Example of using Bayes' Theorem




A rare genetic disease is discovered. Although only one in a million people carry it, you consider getting screened. You are told that the genetic test is extremely good; it is 100% sensitive (it is always correct if you have the disease) and 99.99% specific (it gives a false positive result only 0.01% of the time). Having recently learned Bayes' theorem, you decide not to take the test. Why?

(From Durbin et.al. "Biological Sequence Analysis", Cambridge University Press, 1998)


Solution


Bayes' Theorem states that for events X and Y:

P(X|Y)=P(Y|X)*P(X)/P(Y).

We want to know the probability of being healthy(X) given the positive test(PT) results(Y).

According to the Bayes' Theorem,

P(healthy|PT)=P(PT|healthy)*P(healthy)/P(PT).


From the problem we know that

P(healthy)=1-0.000001=0.999999

and getting a false positive

P(PT|healthy)=0.0001.

The only unknown in the formula above is the probability of having a positive test P(PT). It can be calculated using the definition of marginal probability

P(Y)=P(Y|Z1)*P(Z1)+...+P(Y|Zn)*P(Zn),


where Zi, i=1...n are all possible events.
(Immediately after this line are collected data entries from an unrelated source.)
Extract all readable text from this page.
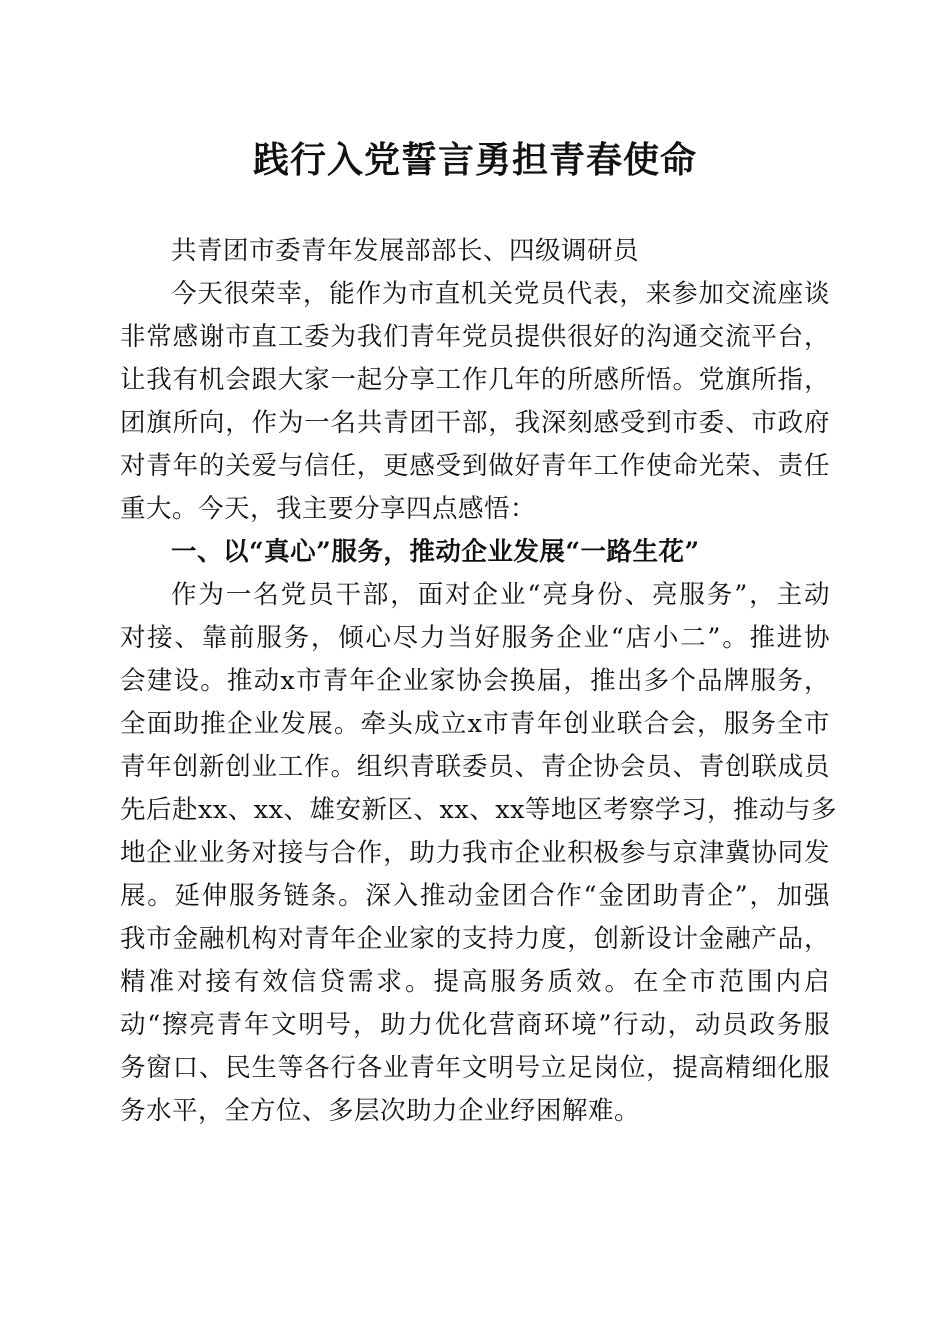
践行入党誓言勇担青春使命
共青团市委青年发展部部长、四级调研员
今天很荣幸，能作为市直机关党员代表，来参加交流座谈
非常感谢市直工委为我们青年党员提供很好的沟通交流平台，
让我有机会跟大家一起分享工作几年的所感所悟。党旗所指，
团旗所向，作为一名共青团干部，我深刻感受到市委、市政府
对青年的关爱与信任，更感受到做好青年工作使命光荣、责任
重大。今天，我主要分享四点感悟：
一、以“真心”服务，推动企业发展“一路生花”
作为一名党员干部，面对企业“亮身份、亮服务”，主动
对接、靠前服务，倾心尽力当好服务企业“店小二”。推进协
会建设。推动x市青年企业家协会换届，推出多个品牌服务，
全面助推企业发展。牵头成立x市青年创业联合会，服务全市
青年创新创业工作。组织青联委员、青企协会员、青创联成员
先后赴xx、xx、雄安新区、xx、xx等地区考察学习，推动与多
地企业业务对接与合作，助力我市企业积极参与京津冀协同发
展。延伸服务链条。深入推动金团合作“金团助青企”，加强
我市金融机构对青年企业家的支持力度，创新设计金融产品，
精准对接有效信贷需求。提高服务质效。在全市范围内启
动“擦亮青年文明号，助力优化营商环境”行动，动员政务服
务窗口、民生等各行各业青年文明号立足岗位，提高精细化服
务水平，全方位、多层次助力企业纾困解难。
In our case there are only two possible events: "being healthy" and "being sick". Therefore

P(PT)=P(PT|healthy)*P(healthy)+P(PT|sick)*P(sick).
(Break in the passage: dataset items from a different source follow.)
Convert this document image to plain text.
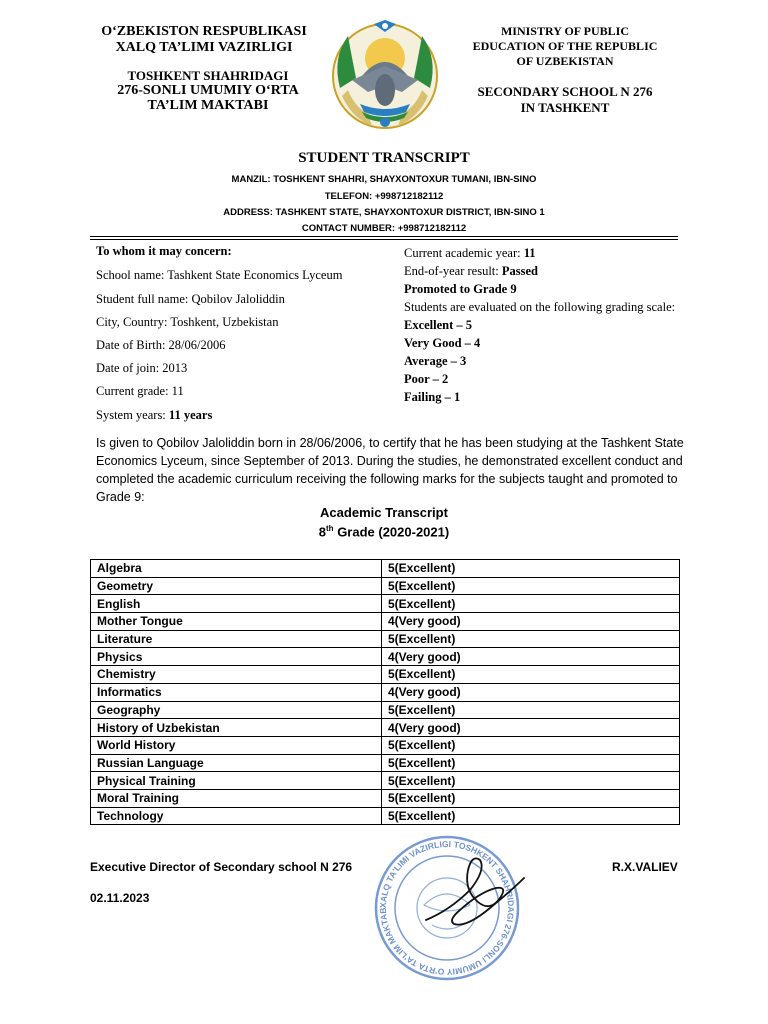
O‘ZBEKISTON RESPUBLIKASI
XALQ TA’LIMI VAZIRLIGI
TOSHKENT SHAHRIDAGI
276-SONLI UMUMIY O‘RTA
TA’LIM MAKTABI
MINISTRY OF PUBLIC
EDUCATION OF THE REPUBLIC
OF UZBEKISTAN
SECONDARY SCHOOL N 276
IN TASHKENT
STUDENT TRANSCRIPT
MANZIL: TOSHKENT SHAHRI, SHAYXONTOXUR TUMANI, IBN-SINO
TELEFON: +998712182112
ADDRESS: TASHKENT STATE, SHAYXONTOXUR DISTRICT, IBN-SINO 1
CONTACT NUMBER: +998712182112
To whom it may concern:
School name: Tashkent State Economics Lyceum
Student full name: Qobilov Jaloliddin
City, Country: Toshkent, Uzbekistan
Date of Birth: 28/06/2006
Date of join: 2013
Current grade: 11
System years: 11 years
Current academic year: 11
End-of-year result: Passed
Promoted to Grade 9
Students are evaluated on the following grading scale:
Excellent – 5
Very Good – 4
Average – 3
Poor – 2
Failing – 1
Is given to Qobilov Jaloliddin born in 28/06/2006, to certify that he has been studying at the Tashkent State Economics Lyceum, since September of 2013. During the studies, he demonstrated excellent conduct and completed the academic curriculum receiving the following marks for the subjects taught and promoted to Grade 9:
Academic Transcript
8th Grade (2020-2021)
Algebra	5(Excellent)
Geometry	5(Excellent)
English	5(Excellent)
Mother Tongue	4(Very good)
Literature	5(Excellent)
Physics	4(Very good)
Chemistry	5(Excellent)
Informatics	4(Very good)
Geography	5(Excellent)
History of Uzbekistan	4(Very good)
World History	5(Excellent)
Russian Language	5(Excellent)
Physical Training	5(Excellent)
Moral Training	5(Excellent)
Technology	5(Excellent)
XALQ TA'LIMI VAZIRLIGI TOSHKENT SHAHRIDAGI 276-SONLI UMUMIY O'RTA TA'LIM MAKTAB
Executive Director of Secondary school N 276
02.11.2023
R.X.VALIEV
From the problem we know that

P(PT|sick)=1.0


(test is always correct in presence of the disease) and

P(sick)=0.000001.

Substituting the numbers into the formula we get

P(PT)=0.0001*0.999999+1.0*0.000001=0.000101.

Finally,

P(healthy|PT)=0.0001*0.999999/0.000101=0.990098,


that is very close to 1.

So, the probability of still being healthy given that the results of the test turned positive is above 99%. That is a good reason for not taking the test.